We noticed that in many cases price and functionality were not significant factors because people also threw away pens that were still working or had a lot of value moneywise. Some pens were broken in different ways being the main reason for giving them up. We got an idea of a pen adoption where we could bring together a donated pen to a new owner when we started to think of how to display both the broken and the intact ones. We also wanted to highlight the complexity of recycling the pens. Pens consist of various materials such as plastic, metal and ink and they are usually thrown in to mixed waste.

collected pens and their stories
Collected pens and their stories, Photo by: Sirena Nieminen

The outcome

The project outcome aimed to question human behaviour from the “technology lens” point of view in terms of overconsumption, recycling and lack of emotion towards the objects we use on a daily basis. The exhibition “Beyond a pen” showcased the collected pens in three parts. The intact ones were put into “adoption” – we created individual stories and characteristics to 12 pens and used illustrations to support the written part. To be more effective and humanising we recorded voice overs to play in the exhibition.

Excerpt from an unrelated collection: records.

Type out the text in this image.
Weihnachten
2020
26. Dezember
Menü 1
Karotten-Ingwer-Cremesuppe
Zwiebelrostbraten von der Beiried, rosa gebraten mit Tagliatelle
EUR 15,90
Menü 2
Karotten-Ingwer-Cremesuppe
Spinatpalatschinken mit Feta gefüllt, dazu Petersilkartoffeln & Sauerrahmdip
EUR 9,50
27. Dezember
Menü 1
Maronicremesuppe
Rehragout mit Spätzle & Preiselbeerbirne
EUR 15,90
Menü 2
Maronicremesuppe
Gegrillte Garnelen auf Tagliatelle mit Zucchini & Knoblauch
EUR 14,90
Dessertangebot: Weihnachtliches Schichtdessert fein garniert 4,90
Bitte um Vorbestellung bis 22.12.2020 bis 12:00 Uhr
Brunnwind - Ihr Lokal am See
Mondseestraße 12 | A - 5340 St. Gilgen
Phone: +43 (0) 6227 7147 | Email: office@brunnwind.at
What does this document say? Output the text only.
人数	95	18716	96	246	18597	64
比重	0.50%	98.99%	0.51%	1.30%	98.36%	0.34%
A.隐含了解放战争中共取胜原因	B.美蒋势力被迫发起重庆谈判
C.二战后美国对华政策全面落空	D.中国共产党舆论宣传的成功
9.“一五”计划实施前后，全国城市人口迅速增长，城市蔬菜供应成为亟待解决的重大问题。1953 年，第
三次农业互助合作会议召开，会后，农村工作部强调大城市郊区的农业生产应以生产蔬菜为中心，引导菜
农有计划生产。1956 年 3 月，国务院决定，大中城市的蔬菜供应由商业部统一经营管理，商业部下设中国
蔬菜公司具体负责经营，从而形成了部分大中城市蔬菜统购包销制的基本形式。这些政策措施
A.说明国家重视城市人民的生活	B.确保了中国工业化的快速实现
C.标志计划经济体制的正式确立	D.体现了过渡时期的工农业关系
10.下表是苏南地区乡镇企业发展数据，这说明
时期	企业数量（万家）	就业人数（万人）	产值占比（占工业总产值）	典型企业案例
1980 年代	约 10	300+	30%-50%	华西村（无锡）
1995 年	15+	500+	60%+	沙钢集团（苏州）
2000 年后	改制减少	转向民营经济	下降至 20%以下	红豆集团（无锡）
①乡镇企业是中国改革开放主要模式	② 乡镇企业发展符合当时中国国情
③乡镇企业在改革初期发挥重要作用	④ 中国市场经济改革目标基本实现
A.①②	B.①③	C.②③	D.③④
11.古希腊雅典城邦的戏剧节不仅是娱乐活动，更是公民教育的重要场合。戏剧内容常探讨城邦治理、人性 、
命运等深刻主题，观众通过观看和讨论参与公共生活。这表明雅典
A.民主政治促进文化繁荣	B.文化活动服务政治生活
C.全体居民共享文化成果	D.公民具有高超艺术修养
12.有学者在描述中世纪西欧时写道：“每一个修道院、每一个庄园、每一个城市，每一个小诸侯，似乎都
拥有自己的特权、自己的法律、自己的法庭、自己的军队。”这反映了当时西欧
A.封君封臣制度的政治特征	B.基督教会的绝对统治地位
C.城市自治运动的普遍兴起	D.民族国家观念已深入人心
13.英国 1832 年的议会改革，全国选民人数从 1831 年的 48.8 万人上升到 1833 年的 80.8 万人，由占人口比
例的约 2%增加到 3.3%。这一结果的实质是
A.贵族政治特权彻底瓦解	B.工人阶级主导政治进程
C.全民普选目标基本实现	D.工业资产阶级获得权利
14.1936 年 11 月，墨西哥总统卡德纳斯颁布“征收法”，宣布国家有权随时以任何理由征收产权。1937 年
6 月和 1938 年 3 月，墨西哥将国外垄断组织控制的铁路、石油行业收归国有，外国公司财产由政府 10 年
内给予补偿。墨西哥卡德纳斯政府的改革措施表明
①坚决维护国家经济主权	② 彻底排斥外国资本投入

We chose some of the broken pens to exhibit as patients of “a pen hospital”. To create emotion and highlight the need of a treatment we made hospital props in the vicinity of the pens. The hospital was divided into “organ transplantation”, “ink transfusion” and “plastic casting” so that each of them represented the controversy and challenges of both waste management and ignorance.

We had a lot of excessive pens both intact and broken. The parts of the broken ones were separated into plastic, metal and ink and then presented in containers to show the amount of waste, the capability of recycling and the proportions of each material compared to others.

Pens and Their Stories

We chose some of the broken pens to exhibit as patients of “a pen hospital”. To create emotion and highlight the need of a treatment we made hospital props in the vicinity of the pens. The hospital was divided into “organ transplantation”, “ink transfusion” and “plastic casting” so that each of them represented the controversy and challenges of both waste management and ignorance. We had a lot of excessive pens both intact and broken. The parts of the broken ones were separated into plastic, metal and ink and then presented in containers to show the amount of waste, the capability of recycling and the proportions of each material compared to others.